Despite the health risks, global trade in radioactive materials is thriving. The European Union has already set standards allowing the release of materials contaminated with what it calls “trivial” amounts of radiation, and industry trade groups like the Nuclear Energy Institute are pressuring the United States to follow suit. “Consistency with standards set by other nations and international agencies is important,” the NRC declared in a 1999 report, “because materials can be both imported and exported between the U.S. and other countries, and differing standards could create confusion and economic disparities in commerce.” Officials at the Department of Transportation are currently revising rules on radioactive shipments to conform to international guidelines.

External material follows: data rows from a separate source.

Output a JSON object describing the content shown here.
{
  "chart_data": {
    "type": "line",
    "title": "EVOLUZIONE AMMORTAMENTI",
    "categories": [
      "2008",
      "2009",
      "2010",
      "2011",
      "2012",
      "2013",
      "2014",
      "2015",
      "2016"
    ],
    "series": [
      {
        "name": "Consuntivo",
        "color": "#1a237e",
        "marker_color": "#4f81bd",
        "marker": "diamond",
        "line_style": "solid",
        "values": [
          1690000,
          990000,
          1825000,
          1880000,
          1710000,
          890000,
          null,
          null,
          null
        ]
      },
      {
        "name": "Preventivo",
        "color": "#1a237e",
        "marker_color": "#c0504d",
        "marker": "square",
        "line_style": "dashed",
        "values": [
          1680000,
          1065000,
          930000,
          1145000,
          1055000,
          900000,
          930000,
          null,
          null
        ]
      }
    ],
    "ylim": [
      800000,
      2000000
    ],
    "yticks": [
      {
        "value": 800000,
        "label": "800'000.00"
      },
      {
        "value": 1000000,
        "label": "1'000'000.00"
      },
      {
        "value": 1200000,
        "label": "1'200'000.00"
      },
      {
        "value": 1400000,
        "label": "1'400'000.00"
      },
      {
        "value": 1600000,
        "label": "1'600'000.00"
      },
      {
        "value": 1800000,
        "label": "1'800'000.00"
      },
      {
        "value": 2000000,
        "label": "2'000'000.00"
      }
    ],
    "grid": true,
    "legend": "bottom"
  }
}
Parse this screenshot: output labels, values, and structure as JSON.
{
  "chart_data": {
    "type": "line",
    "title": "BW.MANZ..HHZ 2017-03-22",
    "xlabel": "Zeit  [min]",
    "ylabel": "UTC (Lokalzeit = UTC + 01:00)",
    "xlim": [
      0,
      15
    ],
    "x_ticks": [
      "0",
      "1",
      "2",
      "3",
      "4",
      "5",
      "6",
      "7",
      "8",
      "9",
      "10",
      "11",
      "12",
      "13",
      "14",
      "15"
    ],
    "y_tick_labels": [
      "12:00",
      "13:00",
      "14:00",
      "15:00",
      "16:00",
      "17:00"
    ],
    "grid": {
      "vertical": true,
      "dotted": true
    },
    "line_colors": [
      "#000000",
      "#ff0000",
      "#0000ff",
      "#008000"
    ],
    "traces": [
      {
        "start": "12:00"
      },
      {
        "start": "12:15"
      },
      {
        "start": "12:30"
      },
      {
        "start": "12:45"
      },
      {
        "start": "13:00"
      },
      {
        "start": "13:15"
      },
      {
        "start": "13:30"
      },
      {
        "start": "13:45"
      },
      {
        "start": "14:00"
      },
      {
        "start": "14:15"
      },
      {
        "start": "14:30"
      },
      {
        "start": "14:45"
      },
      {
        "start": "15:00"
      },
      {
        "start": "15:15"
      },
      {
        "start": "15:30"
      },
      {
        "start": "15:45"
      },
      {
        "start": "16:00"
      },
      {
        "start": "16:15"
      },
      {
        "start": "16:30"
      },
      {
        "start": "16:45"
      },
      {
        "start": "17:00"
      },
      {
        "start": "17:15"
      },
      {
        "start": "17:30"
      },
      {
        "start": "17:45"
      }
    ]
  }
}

But with so much of the current regulatory focus on economics and commerce, consumer advocates worry that a simple fact of physics is being overlooked: Any dose of radiation, no matter how small, increases the risk to public health. And if a host of recycled products ßoods the market, there will be no way to measure the effects of multiple doses.

“When it comes to ionizing radiation, you can’t draw some line and say anything above that line is dangerous and anything below is safe,” says Ritter, the policy analyst with Public Citizen. “You have to ask: What is avoidable, what is preventable?”